Outro tema é o papel de operadores sanitários. Ao longo dos anos de agressões sexuais, Gisèle procurou ajuda médica devido a lapsos de memória, provável efeito dos remédios, e de problemas ginecológicos, incluindo episódios de doenças sexualmente transmissíveis. Em nenhum atendimento, a submissão química foi investigada.

Também a pornografia online entrou na mira. Dominique mantinha um arsenal de vídeos e fotos dos atos cometidos contra a mulher e compartilhava esse material com outros homens. O chat usado para convidá-los para os estupros tinha o nome de “à son insu”, sem ela saber, indicando uma categoria de consumo da erotização de mulheres inconscientes.

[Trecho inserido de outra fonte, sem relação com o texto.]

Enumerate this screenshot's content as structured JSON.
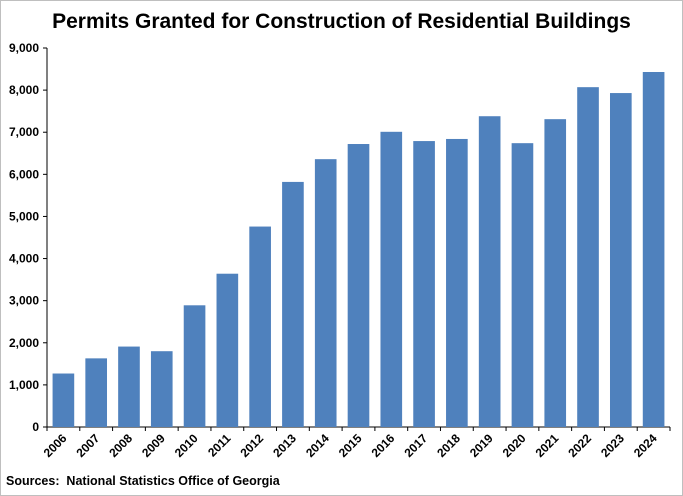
{
  "chart_data": {
    "type": "bar",
    "title": "Permits Granted for Construction of Residential Buildings",
    "source": "Sources:  National Statistics Office of Georgia",
    "xlabel": "",
    "ylabel": "",
    "ylim": [
      0,
      9000
    ],
    "yticks": [
      0,
      1000,
      2000,
      3000,
      4000,
      5000,
      6000,
      7000,
      8000,
      9000
    ],
    "ytick_labels": [
      "0",
      "1,000",
      "2,000",
      "3,000",
      "4,000",
      "5,000",
      "6,000",
      "7,000",
      "8,000",
      "9,000"
    ],
    "grid": false,
    "legend": "none",
    "bar_color": "#4f81bd",
    "categories": [
      "2006",
      "2007",
      "2008",
      "2009",
      "2010",
      "2011",
      "2012",
      "2013",
      "2014",
      "2015",
      "2016",
      "2017",
      "2018",
      "2019",
      "2020",
      "2021",
      "2022",
      "2023",
      "2024"
    ],
    "values": [
      1270,
      1630,
      1910,
      1800,
      2890,
      3640,
      4760,
      5820,
      6360,
      6720,
      7010,
      6790,
      6840,
      7380,
      6740,
      7310,
      8070,
      7930,
      8430
    ]
  }
}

Ainda é cedo para saber a que mudanças o caso Mazan pode levar. Muito vai depender das sentenças e do engajamento de forças políticas, considerado tímido até o momento, também devido à instabilidade que atravessa o sistema gaulês, com um ministério recém-empossado. “Há a preocupação de que os políticos estejam tratando o caso porquê alguma coisa inédito, em vez de uma confirmação da cultura do estupro”, diz Cerniawsky

No pequeno prazo, porém, alguns efeitos são notáveis. “Há uma percepção coletiva de que estamos enfrentando uma epidemia de violência de gênero, enraizada no sistema patriarcal com seus pilares de dominância masculina, impunidade e violência institucionalizada”, afirma Lachowsky. “No longo prazo, pode ser um ponto de viradela na legislação francesa, se a sociedade sentenciar que assim deve ser.”